Drugs acting via 20-hydroxyeicosatetraenoic acid: Several new agonists and antagonists of 20-hydroxyeicosatetraenoic acid (20-HETE) are being developed which in conjunction with peroxisome proliferator-activated receptor-α agonists induce the renal formation of 20-HETE helping combat sodium retention, some salt sensitive forms of hypertension and the effects of transforming growth factor β in promoting proteinuria and renal end organ damage in hypertension. In a mouse model, selective inhibition of 20-HETE formation together with a soluble epoxide hydrolase inhibitor, so as to elevate ETTs, attenuated hypertension and associated end organ damage in angiotensin II-dependent hypertension.[38]

HMG-CoA reductase inhibitors: Although PHYLLIS trial[39] has not shown any blood pressure lowering effects by statins, there are conflicting reports in different studies. There is growing evidence that statins may be useful in hypertensives with high serum total cholesterol, in those whose hypertension is not well controlled with antihypertensive agents (even without high serum total cholesterol), in hypertensive subjects well controlled with antihypertensives without high serum cholesterol when they have high polymerase chain reaction levels, in those who require preventive measures because of other concomitant cardiovascular risk factors, or when they require secondary prevention. The pleiotropic effects of statins might explain such benefits.[40]

Vaccine: CYT006-AngQb, a conjugate vaccine composed of modified angiotensin II covalently linked to recombinant virus-like particles derived from the RNA bacteriophage Q-beta, is shown to mount an angiotensin II-specific antibody response which resulted in significant lowering of blood pressure. Apart from having no serious side effects the vaccine induced a reduction from baseline in mean ambulatory daytime blood pressure at week 14 by 9mm of Hg (systolic) and 4 mm (diastolic). It also reduced the early morning blood-pressure surge compared with placebo.[41]

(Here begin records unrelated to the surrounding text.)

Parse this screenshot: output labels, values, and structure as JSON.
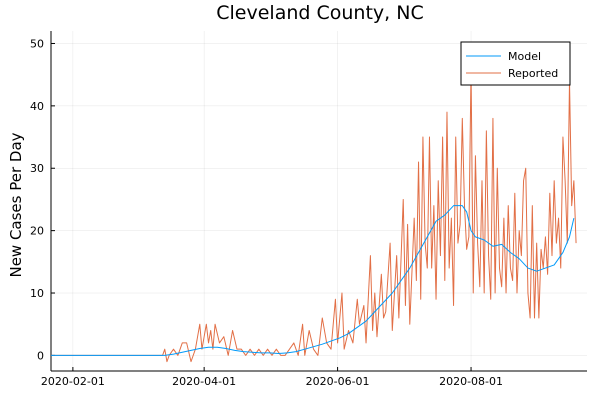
{
  "chart_data": {
    "type": "line",
    "title": "Cleveland County, NC",
    "xlabel": "",
    "ylabel": "New Cases Per Day",
    "x_range": [
      "2020-01-22",
      "2020-09-23"
    ],
    "ylim": [
      -2.5,
      52
    ],
    "x_ticks": [
      "2020-02-01",
      "2020-04-01",
      "2020-06-01",
      "2020-08-01"
    ],
    "y_ticks": [
      0,
      10,
      20,
      30,
      40,
      50
    ],
    "grid": true,
    "legend_position": "top-right",
    "series": [
      {
        "name": "Model",
        "color": "#009AFA",
        "points": [
          [
            "2020-01-22",
            0
          ],
          [
            "2020-03-14",
            0
          ],
          [
            "2020-03-18",
            0.2
          ],
          [
            "2020-03-22",
            0.5
          ],
          [
            "2020-03-26",
            0.8
          ],
          [
            "2020-03-30",
            1.1
          ],
          [
            "2020-04-03",
            1.3
          ],
          [
            "2020-04-07",
            1.3
          ],
          [
            "2020-04-11",
            1.1
          ],
          [
            "2020-04-15",
            0.8
          ],
          [
            "2020-04-19",
            0.6
          ],
          [
            "2020-04-23",
            0.5
          ],
          [
            "2020-04-27",
            0.4
          ],
          [
            "2020-05-01",
            0.4
          ],
          [
            "2020-05-05",
            0.3
          ],
          [
            "2020-05-09",
            0.4
          ],
          [
            "2020-05-13",
            0.6
          ],
          [
            "2020-05-17",
            1.0
          ],
          [
            "2020-05-21",
            1.4
          ],
          [
            "2020-05-25",
            1.8
          ],
          [
            "2020-05-29",
            2.3
          ],
          [
            "2020-06-02",
            2.8
          ],
          [
            "2020-06-06",
            3.5
          ],
          [
            "2020-06-10",
            4.5
          ],
          [
            "2020-06-14",
            5.5
          ],
          [
            "2020-06-18",
            7.0
          ],
          [
            "2020-06-22",
            8.5
          ],
          [
            "2020-06-26",
            10.0
          ],
          [
            "2020-06-30",
            12.0
          ],
          [
            "2020-07-04",
            14.0
          ],
          [
            "2020-07-08",
            16.5
          ],
          [
            "2020-07-12",
            19.0
          ],
          [
            "2020-07-16",
            21.5
          ],
          [
            "2020-07-20",
            22.5
          ],
          [
            "2020-07-24",
            24.0
          ],
          [
            "2020-07-28",
            24.0
          ],
          [
            "2020-07-30",
            23.0
          ],
          [
            "2020-08-01",
            20.0
          ],
          [
            "2020-08-03",
            19.0
          ],
          [
            "2020-08-07",
            18.5
          ],
          [
            "2020-08-11",
            17.5
          ],
          [
            "2020-08-15",
            17.8
          ],
          [
            "2020-08-19",
            16.5
          ],
          [
            "2020-08-23",
            15.5
          ],
          [
            "2020-08-27",
            14.0
          ],
          [
            "2020-08-31",
            13.5
          ],
          [
            "2020-09-04",
            14.0
          ],
          [
            "2020-09-08",
            14.5
          ],
          [
            "2020-09-12",
            16.5
          ],
          [
            "2020-09-15",
            19.0
          ],
          [
            "2020-09-17",
            22.0
          ]
        ]
      },
      {
        "name": "Reported",
        "color": "#E26F46",
        "points": [
          [
            "2020-01-22",
            0
          ],
          [
            "2020-03-13",
            0
          ],
          [
            "2020-03-14",
            1
          ],
          [
            "2020-03-15",
            -1
          ],
          [
            "2020-03-16",
            0
          ],
          [
            "2020-03-18",
            1
          ],
          [
            "2020-03-20",
            0
          ],
          [
            "2020-03-22",
            2
          ],
          [
            "2020-03-24",
            2
          ],
          [
            "2020-03-26",
            -1
          ],
          [
            "2020-03-28",
            1
          ],
          [
            "2020-03-30",
            5
          ],
          [
            "2020-03-31",
            1
          ],
          [
            "2020-04-02",
            5
          ],
          [
            "2020-04-03",
            2
          ],
          [
            "2020-04-04",
            4
          ],
          [
            "2020-04-05",
            1
          ],
          [
            "2020-04-06",
            5
          ],
          [
            "2020-04-08",
            2
          ],
          [
            "2020-04-10",
            3
          ],
          [
            "2020-04-12",
            0
          ],
          [
            "2020-04-14",
            4
          ],
          [
            "2020-04-16",
            1
          ],
          [
            "2020-04-18",
            1
          ],
          [
            "2020-04-20",
            0
          ],
          [
            "2020-04-22",
            1
          ],
          [
            "2020-04-24",
            0
          ],
          [
            "2020-04-26",
            1
          ],
          [
            "2020-04-28",
            0
          ],
          [
            "2020-04-30",
            1
          ],
          [
            "2020-05-02",
            0
          ],
          [
            "2020-05-04",
            1
          ],
          [
            "2020-05-06",
            0
          ],
          [
            "2020-05-08",
            0
          ],
          [
            "2020-05-10",
            1
          ],
          [
            "2020-05-12",
            2
          ],
          [
            "2020-05-14",
            0
          ],
          [
            "2020-05-16",
            5
          ],
          [
            "2020-05-17",
            0
          ],
          [
            "2020-05-19",
            4
          ],
          [
            "2020-05-21",
            1
          ],
          [
            "2020-05-23",
            0
          ],
          [
            "2020-05-25",
            6
          ],
          [
            "2020-05-27",
            2
          ],
          [
            "2020-05-29",
            1
          ],
          [
            "2020-05-31",
            9
          ],
          [
            "2020-06-01",
            2
          ],
          [
            "2020-06-03",
            10
          ],
          [
            "2020-06-04",
            1
          ],
          [
            "2020-06-06",
            4
          ],
          [
            "2020-06-08",
            2
          ],
          [
            "2020-06-10",
            9
          ],
          [
            "2020-06-11",
            5
          ],
          [
            "2020-06-13",
            8
          ],
          [
            "2020-06-14",
            2
          ],
          [
            "2020-06-16",
            16
          ],
          [
            "2020-06-17",
            4
          ],
          [
            "2020-06-18",
            10
          ],
          [
            "2020-06-19",
            3
          ],
          [
            "2020-06-21",
            13
          ],
          [
            "2020-06-22",
            6
          ],
          [
            "2020-06-23",
            7
          ],
          [
            "2020-06-25",
            18
          ],
          [
            "2020-06-26",
            4
          ],
          [
            "2020-06-27",
            10
          ],
          [
            "2020-06-28",
            16
          ],
          [
            "2020-06-29",
            6
          ],
          [
            "2020-07-01",
            25
          ],
          [
            "2020-07-02",
            8
          ],
          [
            "2020-07-03",
            21
          ],
          [
            "2020-07-04",
            5
          ],
          [
            "2020-07-06",
            22
          ],
          [
            "2020-07-07",
            12
          ],
          [
            "2020-07-08",
            31
          ],
          [
            "2020-07-09",
            9
          ],
          [
            "2020-07-10",
            35
          ],
          [
            "2020-07-11",
            18
          ],
          [
            "2020-07-12",
            14
          ],
          [
            "2020-07-13",
            35
          ],
          [
            "2020-07-14",
            14
          ],
          [
            "2020-07-15",
            24
          ],
          [
            "2020-07-16",
            9
          ],
          [
            "2020-07-17",
            28
          ],
          [
            "2020-07-18",
            16
          ],
          [
            "2020-07-19",
            35
          ],
          [
            "2020-07-20",
            12
          ],
          [
            "2020-07-21",
            39
          ],
          [
            "2020-07-22",
            14
          ],
          [
            "2020-07-23",
            22
          ],
          [
            "2020-07-24",
            8
          ],
          [
            "2020-07-25",
            35
          ],
          [
            "2020-07-26",
            18
          ],
          [
            "2020-07-27",
            21
          ],
          [
            "2020-07-28",
            38
          ],
          [
            "2020-07-29",
            24
          ],
          [
            "2020-07-30",
            17
          ],
          [
            "2020-07-31",
            19
          ],
          [
            "2020-08-01",
            46
          ],
          [
            "2020-08-02",
            10
          ],
          [
            "2020-08-03",
            32
          ],
          [
            "2020-08-04",
            18
          ],
          [
            "2020-08-05",
            11
          ],
          [
            "2020-08-06",
            28
          ],
          [
            "2020-08-07",
            10
          ],
          [
            "2020-08-08",
            36
          ],
          [
            "2020-08-09",
            16
          ],
          [
            "2020-08-10",
            9
          ],
          [
            "2020-08-11",
            38
          ],
          [
            "2020-08-12",
            10
          ],
          [
            "2020-08-13",
            30
          ],
          [
            "2020-08-14",
            14
          ],
          [
            "2020-08-15",
            11
          ],
          [
            "2020-08-16",
            22
          ],
          [
            "2020-08-17",
            10
          ],
          [
            "2020-08-18",
            24
          ],
          [
            "2020-08-19",
            14
          ],
          [
            "2020-08-20",
            12
          ],
          [
            "2020-08-21",
            26
          ],
          [
            "2020-08-22",
            10
          ],
          [
            "2020-08-23",
            20
          ],
          [
            "2020-08-24",
            16
          ],
          [
            "2020-08-25",
            28
          ],
          [
            "2020-08-26",
            30
          ],
          [
            "2020-08-27",
            10
          ],
          [
            "2020-08-28",
            6
          ],
          [
            "2020-08-29",
            24
          ],
          [
            "2020-08-30",
            6
          ],
          [
            "2020-08-31",
            18
          ],
          [
            "2020-09-01",
            6
          ],
          [
            "2020-09-02",
            17
          ],
          [
            "2020-09-03",
            14
          ],
          [
            "2020-09-04",
            19
          ],
          [
            "2020-09-05",
            13
          ],
          [
            "2020-09-06",
            26
          ],
          [
            "2020-09-07",
            16
          ],
          [
            "2020-09-08",
            28
          ],
          [
            "2020-09-09",
            18
          ],
          [
            "2020-09-10",
            22
          ],
          [
            "2020-09-11",
            14
          ],
          [
            "2020-09-12",
            35
          ],
          [
            "2020-09-13",
            28
          ],
          [
            "2020-09-14",
            18
          ],
          [
            "2020-09-15",
            44
          ],
          [
            "2020-09-16",
            24
          ],
          [
            "2020-09-17",
            28
          ],
          [
            "2020-09-18",
            18
          ]
        ]
      }
    ]
  }
}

Genetic regulators: Phosducin (Pdc) is a G-protein regulator/ a novel candidate gene for stress-induced hypertension and is found to regulate sympathetic activity in postsynaptic ganglia. Several single nucleotide polymorphisms (SNPs) in the Pdc gene are known to be associated with stress-dependent blood pressure phenotypes. It is a novel target for newer treatment modalities and has implications for both the treatment of hypertension and kidney disease.[42]

Others: The antialdosterone as well as antiandrogenic effects of Drospirenone (DRSP) and 17-β estradiol were studied in post-menopausal women with hypertension, which showed significant reductions in early morning systolic BP implying a potential role in reducing cardiac and cerebrovascular events.[43] Renal sympathetic denervation (catheter-based radiofrequency ablation of renal nerves) is a promising approach especially in refractory hypertension.[44]

CONCLUSIONS

There is a myriad of antihypertensive agents available and more coming up but early diagnosis and prompt and aggressive approach (treating the cause in case of secondary hypertension) remain the cornerstones of hypertension management. Also, clinicians need to embrace the latest developments targeting hypertension.